Ted Vaden, Staff Writer
The inbox is brimming with reader response to N&O headlines last week. A sampling:
"Triangle gets bad news on rail" (Thursday, page 1A). Reader David Forvendel says the headline amounted to editorializing: "For a great many Triangle residents, this is not bad news. This is GREAT news and shows an instance where the federal government did the right thing."
"Bush: Vote won't end violence" (Tuesday, page 1A). Reader Scott Pierce sees bias: "If you asked the Democratic National Committee for a suggestion for a headline that had next to nothing to do with the event you were supposedly reporting on, but that could do the maximum damage to the president and our efforts in Iraq, I don't think they could come up with a better header."
"Raleigh firm with TTA link under investigation," (Dec. 10, page 1B). Triangle Transit Authority chair Carter Worthy objects: "To put us in the headline and not even put the company that's affected in the headline, it's just ridiculous and it's very unfair...The headline writers have no accountability to the truth, and that is counter to everything your paper is supposed to be about."
Good headlines or bad? Let's discuss the art and science of headline-writing, then get back to those examples.
One basic bit of information you may not know is that headlines are not written by the reporter who wrote the story. Instead, the head is written after the story is finished by a copy editor, who also edits the story for accuracy, clarity and fairness.
Why that separation of responsibilities? One reason is purely logistical. The reporter doesn't know where the story will run in the paper and how much headline space it will have. Another reason is that the copy editor is a fresh pair of eyes -- the reader's eyes, ideally -- who brings outside perspective to the story. Editors by training are more skilled than reporters in capturing the essence of a story in a minimum of words.
Copy editors are trying to do two things in writing a headline. The most important is to tell you what the story is about. The second is to entice you to read it. Those can be conflicting goals, because the first is descriptive and the second is, let's be crude, sales. The challenge is not to oversell a story or falsely advertise it.
And yes, there is an art to the enterprise. Listen to Millicent Fauntleroy, who as copy desk "slot" oversees much of the headline-writing: "Sometimes, we deliberately and pointedly take what we call the 'bikini' approach. We look for the one most important aspect of the story... and highlight that."
The bikini headline, in other words, doesn't try to cover it all. That's as contrasted to the "umbrella" approach, says Fauntleroy, where the story is fully described between the main headline and the summary "drophead" below it.

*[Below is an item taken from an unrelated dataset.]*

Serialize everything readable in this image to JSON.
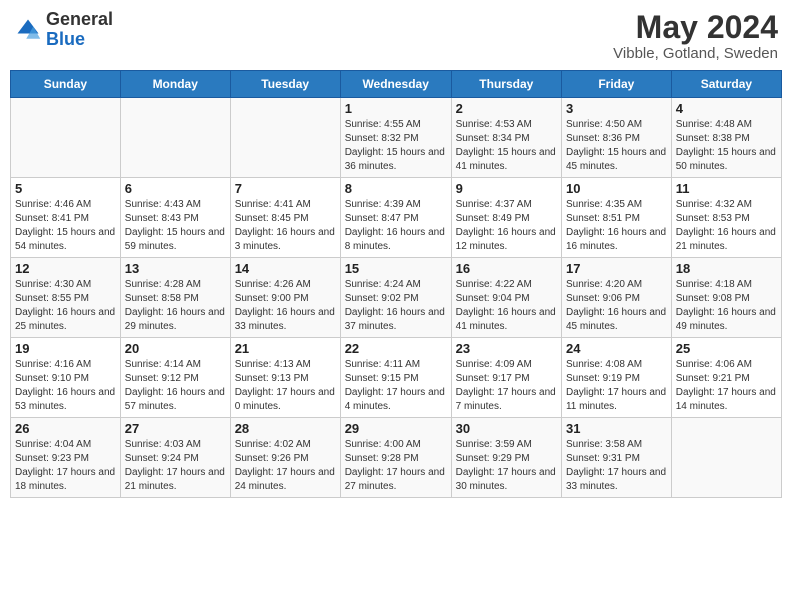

There are differences on what makes a good headline. One of our most famous -- or infamous -- recently was this title for a story about out-of-state waste companies opening landfills in North Carolina: "N.C. set to become Yankee dump." An editor stoutly defended that head as being accurate and bold; I thought it unnecessarily thumbed our nose at non-indigenous readers. And so did many of them, judging from e-mails and letters.
But the copy editors on a day-to-day basis produce a steady flow of headlines that are informative, accurate and sometimes as pleasantly surprising as a gift under a tree. Some good recent examples: "Cold snap bites at the homeless," "Jets, birds share air" and "Winter mess slides to the west."
Copy editors perform their labors in a pressure-cooker environment between 5 p.m. and midnight, cranking out anywhere from five to 25 headlines, along with their story-editing and other duties. It's not an easy job.